Il est essentiel pour la croissance et la stabilité américaines que la Federal Reserve ne succombe pas aux pressions politiques voulant d’un côté fixer les taux d’intérêt de long terme et d’un autre recourir à la planche à billet pour financer les déficits. La dette publique américaine atteint aujourd’hui 7000 milliards de dollars, soit 47 % du PIB. Ce chiffre devrait passer à 77% en 2013. Et si l’on tient compte de la dette inter-étatique la dette nationale américaine tourne autour de 11000 milliards de dollars aujourd’hui et fera plus que doubler d’ici à une décennie. Si l’on inclut les déficits prévus de la Sécurité sociale et du Medicare, la dette souveraine des Etats-Unis dépasse nettement les 100% du PIB aujourd’hui et continuera à se creuser à moins de réformes de fond.

Dans ces conditions il n’est pas surprenant que la Chine, qui est le premier détenteur de bons du Trésor américain, commence à se faire du souci et à se demander s’il est bien sage d’accumuler près de 800 milliards de titres en dette américaine. Une des conséquences involontaires de la stratégie de développement de la Chine a été de promouvoir les dépenses excessives de l’État américain. Certains ironisent : les conversations portent désormais moins sur le « capitalisme avec des caractéristiques chinoises » que sur le « socialisme avec des caractéristiques américaines ».

La Chine devrait bénéficier de marchés de capitaux plus ouverts et d’un taux de change flottant, avec aussi des taux d’intérêt déterminés par les marchés et une banque centrale plus indépendante se concentrant sur la stabilité à long terme des prix.

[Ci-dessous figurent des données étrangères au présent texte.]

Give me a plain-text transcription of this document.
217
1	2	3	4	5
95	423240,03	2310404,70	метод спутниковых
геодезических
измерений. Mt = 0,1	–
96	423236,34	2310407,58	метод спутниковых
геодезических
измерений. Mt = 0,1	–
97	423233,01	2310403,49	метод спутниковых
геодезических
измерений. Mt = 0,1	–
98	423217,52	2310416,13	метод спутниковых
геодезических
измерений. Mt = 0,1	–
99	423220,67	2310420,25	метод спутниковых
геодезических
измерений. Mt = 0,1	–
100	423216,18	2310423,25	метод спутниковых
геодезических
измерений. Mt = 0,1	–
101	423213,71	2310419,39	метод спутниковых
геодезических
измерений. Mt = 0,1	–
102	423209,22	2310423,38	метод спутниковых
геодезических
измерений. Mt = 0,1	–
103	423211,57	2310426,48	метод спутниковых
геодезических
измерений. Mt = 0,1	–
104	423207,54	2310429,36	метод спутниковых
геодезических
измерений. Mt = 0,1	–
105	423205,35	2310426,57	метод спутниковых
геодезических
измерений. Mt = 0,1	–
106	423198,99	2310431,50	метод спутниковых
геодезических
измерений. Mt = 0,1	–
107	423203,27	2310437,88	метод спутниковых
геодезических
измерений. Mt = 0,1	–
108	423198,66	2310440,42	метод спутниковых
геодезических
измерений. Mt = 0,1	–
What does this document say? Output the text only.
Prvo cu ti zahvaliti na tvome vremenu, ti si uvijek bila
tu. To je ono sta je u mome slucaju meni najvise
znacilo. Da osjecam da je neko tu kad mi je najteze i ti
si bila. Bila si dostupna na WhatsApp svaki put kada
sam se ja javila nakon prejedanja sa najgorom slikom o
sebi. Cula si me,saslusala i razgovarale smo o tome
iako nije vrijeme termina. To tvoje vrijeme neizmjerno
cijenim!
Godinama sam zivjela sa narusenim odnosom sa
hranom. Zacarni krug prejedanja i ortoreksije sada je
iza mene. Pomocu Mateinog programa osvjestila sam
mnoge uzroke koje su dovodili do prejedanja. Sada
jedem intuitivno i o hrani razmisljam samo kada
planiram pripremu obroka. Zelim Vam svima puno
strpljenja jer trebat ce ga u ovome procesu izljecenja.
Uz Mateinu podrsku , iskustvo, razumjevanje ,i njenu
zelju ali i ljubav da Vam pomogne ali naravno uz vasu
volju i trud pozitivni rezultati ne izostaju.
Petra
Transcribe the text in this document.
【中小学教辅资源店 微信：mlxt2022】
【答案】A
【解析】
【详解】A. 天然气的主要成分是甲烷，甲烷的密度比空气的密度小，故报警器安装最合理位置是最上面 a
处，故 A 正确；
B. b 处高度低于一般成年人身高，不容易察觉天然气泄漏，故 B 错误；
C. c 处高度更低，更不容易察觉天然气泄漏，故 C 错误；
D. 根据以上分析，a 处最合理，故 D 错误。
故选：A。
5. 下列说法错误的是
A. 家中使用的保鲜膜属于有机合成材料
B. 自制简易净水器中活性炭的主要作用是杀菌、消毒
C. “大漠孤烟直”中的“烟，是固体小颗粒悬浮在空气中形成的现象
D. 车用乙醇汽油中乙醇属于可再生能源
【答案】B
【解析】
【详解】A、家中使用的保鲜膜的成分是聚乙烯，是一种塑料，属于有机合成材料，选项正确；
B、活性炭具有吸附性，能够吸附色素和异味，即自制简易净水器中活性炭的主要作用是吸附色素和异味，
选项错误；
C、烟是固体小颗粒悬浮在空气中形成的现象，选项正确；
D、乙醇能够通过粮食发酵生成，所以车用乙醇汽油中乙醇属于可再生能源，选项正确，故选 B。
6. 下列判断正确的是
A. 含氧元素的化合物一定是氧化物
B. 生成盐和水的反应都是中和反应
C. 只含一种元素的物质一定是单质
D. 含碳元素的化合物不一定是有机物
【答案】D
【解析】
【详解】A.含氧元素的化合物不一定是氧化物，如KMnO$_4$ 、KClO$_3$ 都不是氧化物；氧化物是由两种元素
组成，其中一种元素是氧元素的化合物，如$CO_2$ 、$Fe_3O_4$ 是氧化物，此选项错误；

L’accumulation officielle de réserves en dollars pourrait alors se terminer, et, avec elle, la politique indirecte de promotion de la croissance de la taille de l’État américain. Sans doute cela serait il une bonne nouvelle pour la stabilité et la prospérité à la fois de la Chine et des Etats-Unis.

James Dorn est analyste au Cato Institute.